Langkah Shin Tae Yong hingga membuat Timnas Indonesia mengerikan dikabarkan ditiru oleh pelatih baru Malaysia, Kim Pan Gon.

Langkah Shin Tae Yong untuk mencoret penyerang asing di Timnas Indonesia dikabarkan akan ditiru oleh pelatih baru Malaysia, Kim Pan Gon.

Seperti diketahui, dalam lini serang, Shin Tae Yong dikenal lebih mengandalkan pemain lokal seperti Kushedya Hari Yudo, Dedik Setiawan, M Rafli, atau Hanis Saghara.

Sejak didapuk memimpin Timnas Indonesia pada akhir 2019, Shin Tae Yong melakukan perombakan dan jarang menggunakan pemain naturalisasi yang dulunya menjadi andalan lini depan yakni Ilija Spasojevic atau Beto Goncalves.

Tercatat hanya striker naturalisasi berdarah Indonesia, Ezra Walian yang sempat dipanggil oleh Shin Tae Yong pada Piala Piala AFF 2020.

Langkah tersebut pun mampu membuat Timnas Indonesia naik 15 peringkat dan kini bertengger pada posisi ke-160 ranking FIFA, sekaligus menggeser Singapura.

Melihat kekuatan Timnas Indonesia yang semakin mengerikan tampaknya menjadi inspirasi bagi Kim Pan Gon untu diimplementasikan pada Timnas Malaysia.

Kompatriot Shin Tae Yong tersebut diketahui telah mencoret nama penyerang asal Brasil, Guilherme de Paula yang sebelumnya menjadi andalan pelatih Tan Cheng Hoe.

Kendati demikian, Kim Pan Gon menegaskan bahwa langkah tersebut diambil bukan karena ada pengaruh maupun masalah dengan individu terkait, melainkan karena kebutuhan strategi.

"Seperti saya katakan, saya berprinsip tidak akan berkomentar soal individu.

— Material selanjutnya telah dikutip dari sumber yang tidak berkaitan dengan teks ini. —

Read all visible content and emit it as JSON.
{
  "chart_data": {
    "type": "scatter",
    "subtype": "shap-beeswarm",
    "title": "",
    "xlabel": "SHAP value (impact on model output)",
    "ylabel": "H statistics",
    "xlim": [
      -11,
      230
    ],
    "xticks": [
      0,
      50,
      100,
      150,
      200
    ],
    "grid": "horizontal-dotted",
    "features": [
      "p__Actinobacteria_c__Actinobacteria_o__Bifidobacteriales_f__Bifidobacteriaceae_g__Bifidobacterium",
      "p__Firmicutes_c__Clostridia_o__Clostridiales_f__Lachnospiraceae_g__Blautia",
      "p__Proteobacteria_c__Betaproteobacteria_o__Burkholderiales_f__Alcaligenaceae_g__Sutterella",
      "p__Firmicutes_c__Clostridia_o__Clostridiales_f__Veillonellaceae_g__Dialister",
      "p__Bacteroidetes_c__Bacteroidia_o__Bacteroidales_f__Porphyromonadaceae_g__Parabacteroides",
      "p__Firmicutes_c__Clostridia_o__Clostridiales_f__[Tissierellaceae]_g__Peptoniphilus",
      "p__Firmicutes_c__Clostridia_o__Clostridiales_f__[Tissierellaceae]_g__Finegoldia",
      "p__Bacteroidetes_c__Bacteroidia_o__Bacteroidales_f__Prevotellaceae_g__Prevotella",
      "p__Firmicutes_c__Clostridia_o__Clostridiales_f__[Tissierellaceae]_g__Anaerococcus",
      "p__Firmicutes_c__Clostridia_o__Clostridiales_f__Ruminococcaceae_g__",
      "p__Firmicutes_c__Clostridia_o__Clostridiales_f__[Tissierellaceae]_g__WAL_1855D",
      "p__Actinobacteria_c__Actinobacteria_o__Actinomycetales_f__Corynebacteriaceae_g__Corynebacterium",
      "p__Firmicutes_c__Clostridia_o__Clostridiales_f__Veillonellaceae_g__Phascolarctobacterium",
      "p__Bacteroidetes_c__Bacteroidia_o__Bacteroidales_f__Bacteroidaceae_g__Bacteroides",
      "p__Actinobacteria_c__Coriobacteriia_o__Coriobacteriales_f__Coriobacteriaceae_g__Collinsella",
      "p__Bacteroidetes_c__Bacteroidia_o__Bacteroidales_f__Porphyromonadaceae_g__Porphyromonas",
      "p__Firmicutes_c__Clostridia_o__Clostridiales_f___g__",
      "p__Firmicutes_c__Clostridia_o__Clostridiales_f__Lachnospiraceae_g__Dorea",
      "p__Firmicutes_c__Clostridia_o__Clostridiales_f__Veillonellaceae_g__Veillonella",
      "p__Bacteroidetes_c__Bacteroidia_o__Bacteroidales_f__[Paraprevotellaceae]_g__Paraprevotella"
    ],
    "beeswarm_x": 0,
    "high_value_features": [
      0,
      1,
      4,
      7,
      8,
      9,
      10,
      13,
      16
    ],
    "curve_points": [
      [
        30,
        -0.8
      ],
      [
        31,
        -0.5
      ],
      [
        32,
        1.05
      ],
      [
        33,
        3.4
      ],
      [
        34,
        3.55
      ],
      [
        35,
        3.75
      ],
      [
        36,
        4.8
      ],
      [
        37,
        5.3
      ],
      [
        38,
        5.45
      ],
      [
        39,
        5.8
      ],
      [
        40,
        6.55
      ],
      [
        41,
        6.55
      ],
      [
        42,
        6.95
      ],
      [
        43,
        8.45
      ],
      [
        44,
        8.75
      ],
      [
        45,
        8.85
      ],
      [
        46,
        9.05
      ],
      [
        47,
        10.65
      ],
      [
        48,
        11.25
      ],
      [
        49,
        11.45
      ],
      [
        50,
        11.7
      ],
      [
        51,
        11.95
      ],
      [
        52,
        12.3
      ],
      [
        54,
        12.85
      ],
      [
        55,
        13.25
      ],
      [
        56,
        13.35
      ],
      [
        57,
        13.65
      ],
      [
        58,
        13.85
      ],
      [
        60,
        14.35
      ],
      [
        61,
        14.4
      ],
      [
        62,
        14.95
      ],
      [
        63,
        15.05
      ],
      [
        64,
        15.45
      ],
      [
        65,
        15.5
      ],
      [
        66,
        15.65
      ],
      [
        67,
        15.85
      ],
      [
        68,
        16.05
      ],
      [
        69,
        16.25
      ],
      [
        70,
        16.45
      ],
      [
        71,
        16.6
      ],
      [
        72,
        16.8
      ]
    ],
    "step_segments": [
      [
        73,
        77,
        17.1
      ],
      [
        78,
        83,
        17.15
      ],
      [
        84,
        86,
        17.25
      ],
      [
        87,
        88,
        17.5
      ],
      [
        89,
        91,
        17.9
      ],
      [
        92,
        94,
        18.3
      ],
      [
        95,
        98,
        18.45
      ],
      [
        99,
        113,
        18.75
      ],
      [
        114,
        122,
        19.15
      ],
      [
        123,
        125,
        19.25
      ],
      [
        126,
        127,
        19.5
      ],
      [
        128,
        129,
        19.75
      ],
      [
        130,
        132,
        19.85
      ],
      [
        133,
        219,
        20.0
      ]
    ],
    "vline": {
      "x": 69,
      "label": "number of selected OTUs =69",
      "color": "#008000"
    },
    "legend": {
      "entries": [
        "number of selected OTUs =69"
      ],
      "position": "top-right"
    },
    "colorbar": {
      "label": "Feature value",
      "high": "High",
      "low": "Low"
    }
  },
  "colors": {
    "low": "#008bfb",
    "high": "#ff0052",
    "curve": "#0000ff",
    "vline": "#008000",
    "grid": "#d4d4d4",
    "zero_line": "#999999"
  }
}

Saya lebih melihat kepada tactical dan strategi," ujar Kim Pan Gon kepada Metro, Kamis (10/3).

"Dan pemilihan ini perlu disesuaikan dengan permainan yang mau kita terapkan," imbuhnya.

Selain itu, Kim Pan Gon juga masih memanggil pemain-pemain naturalisasi Malaysia seperti Mohamadou Sumareh, Dion Cools, dan Liridon Krasniqi.

Sementara itu, pelatih yang baru didatangkan pada awal Maret tersebut mengungkapkan bahwa dirinya telah selesai memilih 30 pemain yang akan dibawa pada FIFA Matchday bulan Maret.

Namun, Kim Pan Gon menjelaskan masih akan terus memantau perkembangan para pemain termasuk pemain-pemain lain yang berlaga di Liga Malaysia untuk Kualifikasi Piala Asia 2023 pada Juni 2022 mendatang.